Further, the braking force in the roll direction has a torque twice that of each control moment gyro 11, 12 as in the case of the first embodiment, and the pressures of the two hydraulic motors (hydraulic pumps) 31, 32 are equal to each other. Since they are equal, the reaction forces in the pitch direction cancel each other with high precision. Further, the pair of control moment gyros 11 and 12 may be hydraulically connected, which is advantageous in arrangement.

The hydraulic motor (hydraulic pump) used
The volume 31, 31 may be a volume type such as a vane type or an axial piston type. It is also possible to use a direct-acting piston cylinder by using an appropriate crank.

[0023]

As described in detail above, according to the present invention, the rolling motion (rolling direction: rotational movement in the rope direction) of a suspension vehicle such as a gondola is damped by applying a braking force using a control moment gyro. In this case, when the gimbal shaft takes the rotation angle θ, it is possible to cancel the torque in the yaw direction (along the creeping direction) which is proportional to sin θ. Further, since it is not necessary to mechanically connect the control moment and the gyro, there is no restriction on the arrangement, which is very advantageous. Further, the torque in the pitch direction (direction orthogonal to the roll and yaw directions) generated as a reaction force of the torque necessary for gimbal axis control can be canceled.

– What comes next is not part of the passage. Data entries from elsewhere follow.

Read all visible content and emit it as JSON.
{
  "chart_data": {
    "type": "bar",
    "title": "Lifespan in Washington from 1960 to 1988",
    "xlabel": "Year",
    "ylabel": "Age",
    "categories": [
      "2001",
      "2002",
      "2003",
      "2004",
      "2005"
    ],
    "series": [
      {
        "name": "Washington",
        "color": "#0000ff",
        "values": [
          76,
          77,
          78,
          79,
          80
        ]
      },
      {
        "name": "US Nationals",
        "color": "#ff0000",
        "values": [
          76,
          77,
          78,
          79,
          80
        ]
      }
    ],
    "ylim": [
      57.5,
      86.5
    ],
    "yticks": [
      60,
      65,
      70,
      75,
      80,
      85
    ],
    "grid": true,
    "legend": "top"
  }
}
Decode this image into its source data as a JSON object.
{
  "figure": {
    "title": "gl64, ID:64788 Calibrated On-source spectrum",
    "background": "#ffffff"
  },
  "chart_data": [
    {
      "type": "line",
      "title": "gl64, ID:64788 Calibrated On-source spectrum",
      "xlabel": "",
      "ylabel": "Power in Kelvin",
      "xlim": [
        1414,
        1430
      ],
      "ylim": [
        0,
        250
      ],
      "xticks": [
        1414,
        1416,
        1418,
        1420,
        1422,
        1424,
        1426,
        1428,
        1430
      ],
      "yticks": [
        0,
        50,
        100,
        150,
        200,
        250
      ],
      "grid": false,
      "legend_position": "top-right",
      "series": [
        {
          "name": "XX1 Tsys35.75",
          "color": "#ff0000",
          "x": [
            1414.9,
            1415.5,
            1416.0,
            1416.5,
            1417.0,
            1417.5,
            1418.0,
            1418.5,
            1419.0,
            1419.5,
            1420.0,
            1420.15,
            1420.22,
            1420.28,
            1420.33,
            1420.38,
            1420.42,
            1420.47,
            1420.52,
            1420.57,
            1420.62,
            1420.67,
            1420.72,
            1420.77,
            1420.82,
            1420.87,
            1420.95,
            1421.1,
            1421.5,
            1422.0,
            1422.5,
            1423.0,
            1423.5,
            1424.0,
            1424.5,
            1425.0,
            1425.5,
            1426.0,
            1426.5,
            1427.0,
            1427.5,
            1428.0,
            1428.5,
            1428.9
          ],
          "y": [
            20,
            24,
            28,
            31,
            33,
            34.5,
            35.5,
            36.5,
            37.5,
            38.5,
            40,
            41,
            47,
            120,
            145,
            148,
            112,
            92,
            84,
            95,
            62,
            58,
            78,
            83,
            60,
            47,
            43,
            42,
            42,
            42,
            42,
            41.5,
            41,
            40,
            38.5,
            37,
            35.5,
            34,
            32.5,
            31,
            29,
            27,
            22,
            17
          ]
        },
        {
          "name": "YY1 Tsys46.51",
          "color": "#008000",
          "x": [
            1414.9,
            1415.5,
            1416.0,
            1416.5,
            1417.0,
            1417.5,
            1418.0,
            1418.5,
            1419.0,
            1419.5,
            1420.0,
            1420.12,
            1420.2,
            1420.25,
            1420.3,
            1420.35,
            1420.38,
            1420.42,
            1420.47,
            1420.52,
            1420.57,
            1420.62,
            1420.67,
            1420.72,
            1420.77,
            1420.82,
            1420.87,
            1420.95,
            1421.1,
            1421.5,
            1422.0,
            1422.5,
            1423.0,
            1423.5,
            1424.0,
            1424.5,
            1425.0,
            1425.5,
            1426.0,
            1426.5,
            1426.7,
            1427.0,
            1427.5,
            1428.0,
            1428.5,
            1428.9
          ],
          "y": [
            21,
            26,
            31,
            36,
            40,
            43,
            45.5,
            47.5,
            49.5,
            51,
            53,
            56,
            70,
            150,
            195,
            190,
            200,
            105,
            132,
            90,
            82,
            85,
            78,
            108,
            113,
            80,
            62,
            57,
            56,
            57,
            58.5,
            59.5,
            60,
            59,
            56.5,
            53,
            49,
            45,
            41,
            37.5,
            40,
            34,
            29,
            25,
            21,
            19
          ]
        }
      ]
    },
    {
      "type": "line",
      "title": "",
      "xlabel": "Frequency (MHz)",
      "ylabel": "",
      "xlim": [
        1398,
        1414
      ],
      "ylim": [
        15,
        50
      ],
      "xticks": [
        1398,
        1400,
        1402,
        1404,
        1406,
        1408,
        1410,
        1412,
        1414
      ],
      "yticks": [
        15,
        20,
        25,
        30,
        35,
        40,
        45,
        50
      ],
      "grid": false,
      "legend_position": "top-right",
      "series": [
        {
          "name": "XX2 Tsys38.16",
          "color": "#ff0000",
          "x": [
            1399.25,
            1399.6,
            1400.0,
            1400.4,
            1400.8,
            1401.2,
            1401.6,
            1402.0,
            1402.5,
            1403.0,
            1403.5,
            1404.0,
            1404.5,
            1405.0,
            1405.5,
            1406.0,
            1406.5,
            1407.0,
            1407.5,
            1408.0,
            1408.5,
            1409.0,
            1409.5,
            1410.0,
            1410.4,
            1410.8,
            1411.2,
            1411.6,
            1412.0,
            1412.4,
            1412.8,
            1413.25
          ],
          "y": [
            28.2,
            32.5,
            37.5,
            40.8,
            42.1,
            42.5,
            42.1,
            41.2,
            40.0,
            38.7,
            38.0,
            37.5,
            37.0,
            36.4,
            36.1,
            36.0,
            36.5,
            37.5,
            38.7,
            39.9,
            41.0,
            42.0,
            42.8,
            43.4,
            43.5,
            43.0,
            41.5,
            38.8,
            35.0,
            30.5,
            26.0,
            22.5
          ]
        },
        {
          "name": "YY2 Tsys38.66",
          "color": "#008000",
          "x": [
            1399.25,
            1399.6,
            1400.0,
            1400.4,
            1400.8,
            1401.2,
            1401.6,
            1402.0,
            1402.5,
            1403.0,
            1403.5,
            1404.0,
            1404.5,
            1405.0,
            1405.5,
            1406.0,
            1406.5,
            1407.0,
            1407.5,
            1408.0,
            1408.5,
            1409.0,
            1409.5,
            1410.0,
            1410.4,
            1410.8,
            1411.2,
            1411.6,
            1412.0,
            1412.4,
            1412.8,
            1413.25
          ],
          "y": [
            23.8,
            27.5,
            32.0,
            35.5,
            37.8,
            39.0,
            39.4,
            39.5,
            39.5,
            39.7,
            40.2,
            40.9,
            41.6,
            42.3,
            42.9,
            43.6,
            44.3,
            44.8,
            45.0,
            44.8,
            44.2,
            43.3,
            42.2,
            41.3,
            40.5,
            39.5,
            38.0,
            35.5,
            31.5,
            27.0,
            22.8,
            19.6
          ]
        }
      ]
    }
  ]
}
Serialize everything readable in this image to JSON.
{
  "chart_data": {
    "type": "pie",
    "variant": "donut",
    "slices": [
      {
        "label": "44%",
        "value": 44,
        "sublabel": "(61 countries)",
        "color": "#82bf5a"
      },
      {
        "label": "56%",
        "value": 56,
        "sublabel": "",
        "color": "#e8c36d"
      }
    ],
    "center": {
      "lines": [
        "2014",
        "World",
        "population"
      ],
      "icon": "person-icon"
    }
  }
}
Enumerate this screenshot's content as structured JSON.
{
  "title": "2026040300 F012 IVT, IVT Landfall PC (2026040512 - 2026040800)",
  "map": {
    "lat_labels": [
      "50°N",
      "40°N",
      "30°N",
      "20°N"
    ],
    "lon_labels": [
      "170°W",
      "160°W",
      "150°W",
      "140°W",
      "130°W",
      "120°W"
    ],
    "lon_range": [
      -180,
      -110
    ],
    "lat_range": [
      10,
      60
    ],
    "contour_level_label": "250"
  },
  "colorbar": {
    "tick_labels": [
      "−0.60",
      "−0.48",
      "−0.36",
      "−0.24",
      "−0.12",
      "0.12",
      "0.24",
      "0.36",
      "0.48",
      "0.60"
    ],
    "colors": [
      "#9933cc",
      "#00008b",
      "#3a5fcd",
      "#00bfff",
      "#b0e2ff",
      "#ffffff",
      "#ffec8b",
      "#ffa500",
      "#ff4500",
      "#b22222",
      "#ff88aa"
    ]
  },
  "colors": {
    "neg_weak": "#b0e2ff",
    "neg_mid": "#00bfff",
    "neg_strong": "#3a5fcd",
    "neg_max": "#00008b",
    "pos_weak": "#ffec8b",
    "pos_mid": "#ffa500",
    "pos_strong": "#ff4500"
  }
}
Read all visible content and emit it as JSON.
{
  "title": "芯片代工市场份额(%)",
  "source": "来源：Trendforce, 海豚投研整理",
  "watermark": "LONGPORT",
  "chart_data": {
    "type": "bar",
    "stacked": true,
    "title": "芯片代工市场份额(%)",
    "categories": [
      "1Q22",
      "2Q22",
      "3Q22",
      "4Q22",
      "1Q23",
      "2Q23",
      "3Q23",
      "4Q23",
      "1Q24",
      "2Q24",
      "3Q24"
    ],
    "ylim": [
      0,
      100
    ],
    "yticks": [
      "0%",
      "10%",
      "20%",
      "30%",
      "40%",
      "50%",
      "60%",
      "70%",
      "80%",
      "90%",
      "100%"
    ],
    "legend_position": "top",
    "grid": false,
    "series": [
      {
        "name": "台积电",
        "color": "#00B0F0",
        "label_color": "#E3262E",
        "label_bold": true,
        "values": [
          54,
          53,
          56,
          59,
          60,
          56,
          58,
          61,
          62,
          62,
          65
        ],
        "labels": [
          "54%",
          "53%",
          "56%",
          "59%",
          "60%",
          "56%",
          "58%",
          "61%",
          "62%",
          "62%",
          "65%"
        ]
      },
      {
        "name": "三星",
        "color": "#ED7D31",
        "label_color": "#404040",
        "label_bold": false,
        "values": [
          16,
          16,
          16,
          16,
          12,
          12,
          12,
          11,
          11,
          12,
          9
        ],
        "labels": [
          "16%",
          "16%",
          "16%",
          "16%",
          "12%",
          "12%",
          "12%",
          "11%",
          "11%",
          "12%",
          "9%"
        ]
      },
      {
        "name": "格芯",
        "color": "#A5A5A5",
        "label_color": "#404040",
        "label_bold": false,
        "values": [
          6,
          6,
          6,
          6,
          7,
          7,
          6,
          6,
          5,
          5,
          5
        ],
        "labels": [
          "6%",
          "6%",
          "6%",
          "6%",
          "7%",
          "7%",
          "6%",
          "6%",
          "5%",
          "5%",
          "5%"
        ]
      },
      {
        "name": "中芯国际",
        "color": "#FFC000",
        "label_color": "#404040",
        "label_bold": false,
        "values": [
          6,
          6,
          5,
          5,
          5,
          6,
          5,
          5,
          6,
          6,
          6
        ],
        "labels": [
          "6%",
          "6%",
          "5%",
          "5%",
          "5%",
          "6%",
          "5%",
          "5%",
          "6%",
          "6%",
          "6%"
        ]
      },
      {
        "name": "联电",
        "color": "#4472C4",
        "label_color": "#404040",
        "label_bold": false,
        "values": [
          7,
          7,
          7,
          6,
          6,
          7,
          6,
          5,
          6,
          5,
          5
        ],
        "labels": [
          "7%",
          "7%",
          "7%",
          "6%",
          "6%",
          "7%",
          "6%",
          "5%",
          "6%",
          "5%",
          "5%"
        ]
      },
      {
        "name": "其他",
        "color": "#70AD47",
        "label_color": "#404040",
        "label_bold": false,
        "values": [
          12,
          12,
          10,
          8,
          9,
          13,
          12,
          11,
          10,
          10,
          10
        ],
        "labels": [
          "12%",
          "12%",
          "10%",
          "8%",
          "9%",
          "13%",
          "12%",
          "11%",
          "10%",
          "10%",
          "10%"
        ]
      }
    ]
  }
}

[Brief description of drawings]

FIG. 1 is a configuration diagram showing a vibration damping device according to a first embodiment of the present invention.

FIG. 2 is a configuration diagram of a vibration damping device according to a second embodiment of the present invention.

FIG. 3 is a diagram showing an example in which the vibration damping device according to the present invention is mounted on a gondola.

[Explanation of symbols]

1 ... Gondola, 2 ... Control device, 11, 12 ... Control moment gyro, 13 ... Gimbal frame, 14 ...
Flywheel, 15, 16 ... Spin bearing, 17 ... Spin motor, 18 ... Gimbal shaft, 19, 20 ... Gimbal bearing 21, 22, 22 ... Electric motor (generator), 23 ... Load resistance, 31, 32 ... Hydraulic motor ( Hydraulic pump), 33 ... Piping, 34 ... Hydraulic orifice.

Claims (1)

[Claims] 1. A pair of control moment gyros having a flywheel that rotates at high speed, and a pair of electric motors (generators) or hydraulic motors (hydraulic pumps) connected to the gimbal shafts of the control moment gyros. A vibration damping device, comprising: a torque absorbing device including the above; and an electrical or hydraulic resistance connected as a load of the torque absorbing device.